Relato
El Salado

Puedo asegurar que quien se acerque a la Laguna Indio Muerto sentirá un escalofrío. Incluso desde la bajada, después de doblar a la derecha.
La laguna está en el kilómetro 170 de la ruta 205, apenas antes del peaje que hoy abre paso al partido de Saladillo.
Se cree que allí, en algún momento hubo un indio muerto. Pero lo cierto es que, en 1825, fueron muchos los nativos que bajaban por el Río Salado. Para el que no conoce la zona, puede decirse que, más o menos a la altura del actual partido de Roque Pérez, a 150 kilómetros de Capital Federal, los indios bebían el agua de ese afluente. Tentados por su fresco aspecto, se metían con taparrabo y todo, sin sospechar que la corriente venía envenenada por el enemigo.
El Salado siempre ha sido protagonista de leyendas misteriosas. Esas de creer o reventar. Yo prefiero decirle más bien testigo. ¿Quién más testigo que el río de las cosas que pasan?
El tóxico tenía un efecto tardío y le permitía a la tribu aguantar en pie aproximadamente 178 leguas: tras nueve horas de continuar al suroeste hacia el próximo alivio de agua pura, los indios caían sorpresiva y prolijamente rendidos, muertos, en las cercanías de la laguna.
Se dice que ni uno de ellos quedó vivo para contarlo. Pero yo conozco a Daniel. Daniel es hijo de su padre, que es hijo de su padre. Es decir, es nieto de su abuelo. Su abuelo, al mismo tiempo es nieto de su abuelo, que es hijo de Talú Luhet (el chozno-abuelo de Daniel), un indio de los Pampas Ranqueles. Daniel es bien morocho, tiene el pelo negro como la noche en luna nueva, y los ojos igual. Daniel entiende quechua y sabe mucho del viento, de las huellas, de las aves y de los sonidos del suelo si te paras en el medio del monte y te quedás quieto y mudo.
Sabe que, si las huellas están apenas evidentes en la superficie de la calle de tierra, es porque el espécimen en cuestión pasó por ahí probablemente asustado, corriendo. Sabe la edad de un pájaro sólo con ver en detalle las plumas de su cuello, o el desgaste del pico; y sabe de qué especie se trata no bien escucha su canto. Cada mayo se va para Corrientes a participar de la Feria de Aves en Pellegrini – ahí nomás pegadito a los Esteros del Iberá– y después vuelve más sabio que antes, o al menos más confiado.

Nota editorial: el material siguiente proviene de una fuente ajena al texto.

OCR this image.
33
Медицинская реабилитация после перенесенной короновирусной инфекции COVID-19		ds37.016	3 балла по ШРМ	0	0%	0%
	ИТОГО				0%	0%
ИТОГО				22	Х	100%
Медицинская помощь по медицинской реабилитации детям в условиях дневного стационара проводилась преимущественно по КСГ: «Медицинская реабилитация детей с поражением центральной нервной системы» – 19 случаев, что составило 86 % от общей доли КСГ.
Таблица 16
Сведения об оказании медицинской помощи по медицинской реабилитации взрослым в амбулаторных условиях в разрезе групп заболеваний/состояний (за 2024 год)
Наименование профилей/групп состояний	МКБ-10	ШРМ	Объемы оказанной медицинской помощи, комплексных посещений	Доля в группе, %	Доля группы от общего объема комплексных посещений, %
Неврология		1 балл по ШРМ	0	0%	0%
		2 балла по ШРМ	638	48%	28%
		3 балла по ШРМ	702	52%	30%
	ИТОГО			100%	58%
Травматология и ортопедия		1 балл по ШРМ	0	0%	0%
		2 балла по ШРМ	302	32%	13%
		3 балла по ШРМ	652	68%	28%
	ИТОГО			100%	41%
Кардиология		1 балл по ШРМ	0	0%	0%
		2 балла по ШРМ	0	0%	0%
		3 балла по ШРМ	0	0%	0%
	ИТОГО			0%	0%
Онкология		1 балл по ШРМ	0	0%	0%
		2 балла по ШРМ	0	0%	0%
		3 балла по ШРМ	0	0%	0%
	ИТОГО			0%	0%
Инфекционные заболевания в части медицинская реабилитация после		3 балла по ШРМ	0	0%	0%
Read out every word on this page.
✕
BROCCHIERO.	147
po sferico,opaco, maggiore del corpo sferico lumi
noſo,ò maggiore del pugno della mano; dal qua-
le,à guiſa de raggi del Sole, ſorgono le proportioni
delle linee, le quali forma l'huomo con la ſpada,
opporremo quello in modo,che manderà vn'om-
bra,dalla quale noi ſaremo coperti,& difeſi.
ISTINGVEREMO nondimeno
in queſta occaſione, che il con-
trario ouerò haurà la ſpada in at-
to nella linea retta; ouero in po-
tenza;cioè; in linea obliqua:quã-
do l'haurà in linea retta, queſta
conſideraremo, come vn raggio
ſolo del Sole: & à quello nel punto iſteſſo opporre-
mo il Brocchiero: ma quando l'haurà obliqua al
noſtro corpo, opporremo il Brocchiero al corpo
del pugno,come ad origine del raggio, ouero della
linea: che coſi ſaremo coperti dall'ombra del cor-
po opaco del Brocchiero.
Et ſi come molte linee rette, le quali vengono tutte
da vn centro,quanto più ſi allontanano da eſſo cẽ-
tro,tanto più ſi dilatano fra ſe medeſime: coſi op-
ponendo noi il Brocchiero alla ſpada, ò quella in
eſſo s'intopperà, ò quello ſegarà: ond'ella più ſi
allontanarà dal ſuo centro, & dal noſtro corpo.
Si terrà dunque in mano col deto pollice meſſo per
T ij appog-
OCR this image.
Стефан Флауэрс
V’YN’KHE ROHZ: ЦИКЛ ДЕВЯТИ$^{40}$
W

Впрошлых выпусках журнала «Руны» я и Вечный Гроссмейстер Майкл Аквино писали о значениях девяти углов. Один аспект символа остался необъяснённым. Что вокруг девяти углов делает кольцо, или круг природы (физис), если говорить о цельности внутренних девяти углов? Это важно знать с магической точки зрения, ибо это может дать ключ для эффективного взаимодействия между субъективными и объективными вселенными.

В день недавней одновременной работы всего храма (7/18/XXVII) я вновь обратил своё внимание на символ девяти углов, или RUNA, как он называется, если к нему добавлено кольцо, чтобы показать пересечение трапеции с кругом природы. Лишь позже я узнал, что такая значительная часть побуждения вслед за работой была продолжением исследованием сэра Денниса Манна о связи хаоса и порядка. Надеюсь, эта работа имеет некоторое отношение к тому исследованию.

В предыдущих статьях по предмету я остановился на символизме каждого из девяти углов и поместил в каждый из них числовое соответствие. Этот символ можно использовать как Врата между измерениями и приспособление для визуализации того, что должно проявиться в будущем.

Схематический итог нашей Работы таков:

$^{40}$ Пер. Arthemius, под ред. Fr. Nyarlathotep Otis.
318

Daniel sabe mucho, pero casi nadie le cree. Ni el cuento de los indios y la laguna, ni el de su “bisa” salvando de la inundación con una sola balsa hecha a mano a los pibes de la escuela de Salvador María aquel año de desborde. Tampoco le creen haber comprobado con su propio oído derecho, que la laguna de Lobos está conectada con el Salado, bajo tierra y por un hilo de agua.
Yo en el fondo lo respeto y siempre le creí, pero así somos los humanos, fanfarrones de la razón. Le discutí incansablemente hasta que me invitó a dar una vuelta por Indio Muerto, una tarde de esas de mil grados de fines de enero.
Y yo no sé si fue el calor, el miedo que en el fondo siempre se tiene, o los detalles inéditos que me contó Dani en el camino sobre la historia del río envenenado y las miles de hojas hervidas de veratrum usadas para lograrlo; pero viendo sin ver, sentí por un segundo un temblor fugaz, la presencia de un malón que aparecía y se desvanecía casi al mismo tiempo. Daniel gritaba como un loco y saltaba feliz en la caja de la Ford 100: “¡¿Viste, Viste?! ¡Te dije, yo te dije!”, mientras yo miraba fijo el borde del agua con la boca abierta como caja registradora.
Se dice que ni uno de ellos quedó vivo para contarlo. Se dice que hay que ver para creer. Se dice que siempre se quiere más, y yo hubiese pagado por presenciar, aunque sea cinco minutos de espectáculo. Pero con mis ojos como jueces digo: quien se acerque a Indio Muerto, y tenga un notorio poder de la observación, podrá ver en la costa, las figuras de los indios.